The 7T Pro builds on the OnePlus 7 Pro – so much so that it’s easier to consider this a refreshed 7 Pro for the end of the year. But it is the first time that OnePlus has stepped up to manufacture a ‘Pro’ device. This does offer a better argument for existing users to consider an upgrade, and is more attractive to those on other Android handsets looking to switch.
It’s competitively priced, it ticks almost every box on what you would want in the high-end smartphone in 2019, and it very nearly took my trophy.
But my choice isn’t limited to Top Trumps Specifications. It’s about a phone that speaks to the world. Step forward my smartphone of the year…
Outside the smartphone world, the world is coming to terms with climate change, and it is being driven by the younger generations. While the focal point is Sweden’s Greta Thunberg, she is running point for young people around the world who are looking to reduce the impact of climate change and take better care of the planet.
And here we are throwing phones away to satisfy the annual product cycles of the manufacturers; buying new phones instead of paying extortionate repair bills; treating our smartphones like burner phones; and packing rare earth metals into the handsets bound for landfill.
Which is where the Fairphone 3 comes in. As I noted in my review, the most important component in the box is the screwdriver. This is a phone designed to be repaired at home, reducing the materials needed to keep you connected with the same phone over many years. When your battery runs out, switch out the battery. USB connector failed, just replace that module. Smashed screen? Order another one for 90 Euros. You get the idea.
Fairphone is also working on the supply side, both to improve the conditions of workers, to use fair-trade gold and be responsible in the choice of suppliers of other materials in the handset.
Is the Fairphone 3 going to win any specs battle? This is unlikely, but it is a competent mid-range Android smartphone matching handsets such as the Moto G7. The performance is suitable for day to day use, and for most people that’s enough.
Is the Fairphone 3 going to win any value for money battle? Not in the short term, as the small production run means less economy of scale, and the design of replaceable parts and sourced material drives up the price. You’re looking at around a 200 Euro premium compared to a similarly specced handset. The value to you comes in the long term as you repair the Fairphone 3 compared to buying a completely new handset. The real balance comes In terms of value for money for the planet.
Is the Fairphone 3 going to make a difference on its own? Not with the sales figures reported for two previous models, but the Amsterdam based company is proving the consumer demand is there and that a sustainable business is possible even with a comparatively small number of unit sales. Fairphone can influence the wider ecosystem.
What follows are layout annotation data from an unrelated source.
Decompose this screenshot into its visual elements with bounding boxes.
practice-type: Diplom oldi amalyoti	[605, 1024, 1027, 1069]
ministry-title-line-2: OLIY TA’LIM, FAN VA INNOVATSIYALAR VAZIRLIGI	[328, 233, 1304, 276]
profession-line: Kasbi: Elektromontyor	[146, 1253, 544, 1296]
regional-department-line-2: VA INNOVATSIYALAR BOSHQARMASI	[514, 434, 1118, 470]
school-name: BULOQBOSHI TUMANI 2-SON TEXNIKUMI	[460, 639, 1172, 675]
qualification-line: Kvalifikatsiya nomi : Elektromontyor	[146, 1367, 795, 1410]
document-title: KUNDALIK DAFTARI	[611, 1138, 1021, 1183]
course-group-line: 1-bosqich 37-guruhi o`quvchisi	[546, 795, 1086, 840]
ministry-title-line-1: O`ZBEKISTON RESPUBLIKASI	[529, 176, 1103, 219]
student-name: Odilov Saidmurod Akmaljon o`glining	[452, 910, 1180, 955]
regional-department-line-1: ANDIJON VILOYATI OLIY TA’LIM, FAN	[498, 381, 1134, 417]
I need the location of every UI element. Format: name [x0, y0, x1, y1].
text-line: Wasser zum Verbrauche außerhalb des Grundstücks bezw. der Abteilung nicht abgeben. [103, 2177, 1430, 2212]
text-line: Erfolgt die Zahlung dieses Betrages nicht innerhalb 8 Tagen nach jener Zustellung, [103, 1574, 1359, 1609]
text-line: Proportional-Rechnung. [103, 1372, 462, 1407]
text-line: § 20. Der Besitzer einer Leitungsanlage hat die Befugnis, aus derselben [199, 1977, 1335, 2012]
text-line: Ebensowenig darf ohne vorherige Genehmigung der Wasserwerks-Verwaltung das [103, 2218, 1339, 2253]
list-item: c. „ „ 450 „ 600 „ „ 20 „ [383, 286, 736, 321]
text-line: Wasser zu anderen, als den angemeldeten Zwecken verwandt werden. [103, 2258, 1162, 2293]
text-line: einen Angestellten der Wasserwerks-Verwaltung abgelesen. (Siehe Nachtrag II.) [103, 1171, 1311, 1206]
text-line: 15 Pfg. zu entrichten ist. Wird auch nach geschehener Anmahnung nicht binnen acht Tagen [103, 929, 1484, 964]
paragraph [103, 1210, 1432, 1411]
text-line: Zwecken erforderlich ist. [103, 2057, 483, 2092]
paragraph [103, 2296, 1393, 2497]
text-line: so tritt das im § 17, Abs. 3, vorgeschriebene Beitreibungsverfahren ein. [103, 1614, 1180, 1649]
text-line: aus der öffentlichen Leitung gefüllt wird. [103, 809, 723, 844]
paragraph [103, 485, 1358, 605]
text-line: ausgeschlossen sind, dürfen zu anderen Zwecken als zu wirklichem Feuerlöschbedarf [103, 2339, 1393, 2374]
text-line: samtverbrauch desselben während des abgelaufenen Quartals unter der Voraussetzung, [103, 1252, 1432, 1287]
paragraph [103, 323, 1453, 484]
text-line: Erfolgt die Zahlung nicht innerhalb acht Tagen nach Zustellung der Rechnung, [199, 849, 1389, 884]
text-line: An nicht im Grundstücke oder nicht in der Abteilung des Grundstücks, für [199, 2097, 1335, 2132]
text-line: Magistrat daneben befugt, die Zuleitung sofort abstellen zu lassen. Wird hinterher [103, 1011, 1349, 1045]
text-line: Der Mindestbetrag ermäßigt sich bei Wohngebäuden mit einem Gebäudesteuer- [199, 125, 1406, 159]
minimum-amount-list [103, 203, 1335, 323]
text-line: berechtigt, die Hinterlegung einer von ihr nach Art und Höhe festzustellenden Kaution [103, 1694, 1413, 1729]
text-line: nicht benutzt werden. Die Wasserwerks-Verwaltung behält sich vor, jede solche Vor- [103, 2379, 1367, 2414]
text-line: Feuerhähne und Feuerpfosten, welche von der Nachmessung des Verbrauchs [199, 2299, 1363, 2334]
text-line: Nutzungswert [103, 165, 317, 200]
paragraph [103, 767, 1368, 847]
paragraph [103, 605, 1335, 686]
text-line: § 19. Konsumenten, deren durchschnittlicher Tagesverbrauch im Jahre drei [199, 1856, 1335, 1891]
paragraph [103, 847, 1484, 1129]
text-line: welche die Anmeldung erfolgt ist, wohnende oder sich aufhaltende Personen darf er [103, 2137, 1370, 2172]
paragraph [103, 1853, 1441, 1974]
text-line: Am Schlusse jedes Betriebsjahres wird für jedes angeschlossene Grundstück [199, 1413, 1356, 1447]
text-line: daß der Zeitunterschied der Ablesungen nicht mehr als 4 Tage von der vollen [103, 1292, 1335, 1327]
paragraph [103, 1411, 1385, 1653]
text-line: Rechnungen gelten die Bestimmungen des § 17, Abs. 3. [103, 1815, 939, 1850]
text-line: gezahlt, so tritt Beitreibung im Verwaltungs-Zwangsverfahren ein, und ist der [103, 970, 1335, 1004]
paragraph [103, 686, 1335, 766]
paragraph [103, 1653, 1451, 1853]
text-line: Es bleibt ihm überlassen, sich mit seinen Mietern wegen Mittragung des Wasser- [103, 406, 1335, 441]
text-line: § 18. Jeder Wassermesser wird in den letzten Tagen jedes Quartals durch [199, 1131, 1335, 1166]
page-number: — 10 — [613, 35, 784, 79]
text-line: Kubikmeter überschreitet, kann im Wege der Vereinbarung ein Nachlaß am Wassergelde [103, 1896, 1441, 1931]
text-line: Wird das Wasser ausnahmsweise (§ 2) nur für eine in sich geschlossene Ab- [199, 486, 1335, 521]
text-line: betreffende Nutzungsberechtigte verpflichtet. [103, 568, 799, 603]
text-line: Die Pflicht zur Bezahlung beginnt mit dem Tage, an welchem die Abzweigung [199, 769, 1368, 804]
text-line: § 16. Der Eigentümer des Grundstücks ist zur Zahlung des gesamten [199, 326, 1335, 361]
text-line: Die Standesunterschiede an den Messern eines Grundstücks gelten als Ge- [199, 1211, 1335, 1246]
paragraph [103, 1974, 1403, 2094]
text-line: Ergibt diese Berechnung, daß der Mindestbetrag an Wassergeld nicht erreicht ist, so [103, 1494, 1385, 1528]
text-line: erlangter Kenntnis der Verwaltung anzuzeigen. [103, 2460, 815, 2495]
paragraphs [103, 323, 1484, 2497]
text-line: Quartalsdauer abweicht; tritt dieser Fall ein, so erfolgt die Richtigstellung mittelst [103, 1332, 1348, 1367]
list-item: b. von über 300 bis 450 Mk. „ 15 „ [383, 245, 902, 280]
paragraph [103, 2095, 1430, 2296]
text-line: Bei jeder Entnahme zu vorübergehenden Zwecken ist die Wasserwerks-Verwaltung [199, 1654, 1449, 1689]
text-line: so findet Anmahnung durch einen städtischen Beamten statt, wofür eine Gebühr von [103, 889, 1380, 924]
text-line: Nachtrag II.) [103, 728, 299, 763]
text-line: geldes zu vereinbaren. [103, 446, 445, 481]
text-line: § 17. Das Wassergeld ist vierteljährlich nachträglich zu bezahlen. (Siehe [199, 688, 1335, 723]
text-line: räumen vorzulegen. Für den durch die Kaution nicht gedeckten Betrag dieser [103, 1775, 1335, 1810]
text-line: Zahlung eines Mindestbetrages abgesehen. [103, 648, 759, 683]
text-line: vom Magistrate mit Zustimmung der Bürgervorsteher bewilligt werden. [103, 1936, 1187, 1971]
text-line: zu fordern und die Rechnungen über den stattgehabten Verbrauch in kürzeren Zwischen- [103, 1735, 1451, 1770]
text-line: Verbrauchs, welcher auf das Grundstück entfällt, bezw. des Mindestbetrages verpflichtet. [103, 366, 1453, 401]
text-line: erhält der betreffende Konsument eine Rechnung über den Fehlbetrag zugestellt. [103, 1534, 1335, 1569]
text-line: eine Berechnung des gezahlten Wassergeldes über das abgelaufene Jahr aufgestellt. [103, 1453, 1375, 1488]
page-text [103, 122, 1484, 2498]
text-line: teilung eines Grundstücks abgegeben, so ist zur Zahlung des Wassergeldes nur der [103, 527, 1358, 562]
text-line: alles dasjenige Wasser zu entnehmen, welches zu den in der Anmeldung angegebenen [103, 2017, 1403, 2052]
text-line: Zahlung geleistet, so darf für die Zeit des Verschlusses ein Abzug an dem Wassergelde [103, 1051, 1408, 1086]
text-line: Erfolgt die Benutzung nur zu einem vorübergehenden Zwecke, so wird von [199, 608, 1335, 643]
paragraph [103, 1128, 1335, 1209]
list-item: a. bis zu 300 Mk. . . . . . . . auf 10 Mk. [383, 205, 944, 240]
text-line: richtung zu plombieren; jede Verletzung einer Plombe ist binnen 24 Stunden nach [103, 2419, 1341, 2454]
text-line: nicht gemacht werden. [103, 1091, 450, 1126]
Other manufacturers are promoting their use of recyclable materials and the recent design changes to Microsoft’s Surface hardware to make for easy repairs ‘in the field’ show that the industry is changing.
More than a phone that folds in half, a phone that can perform faster than any other, or a phone that iterates on a previous design to be ever so slightly better than last year’s model, the Fairphone 3 is the phone that demonstrates the demand, the practicalities, and the business case for a sustainable smartphone.
That’s why the Fairphone 3 is my smartphone of 2019.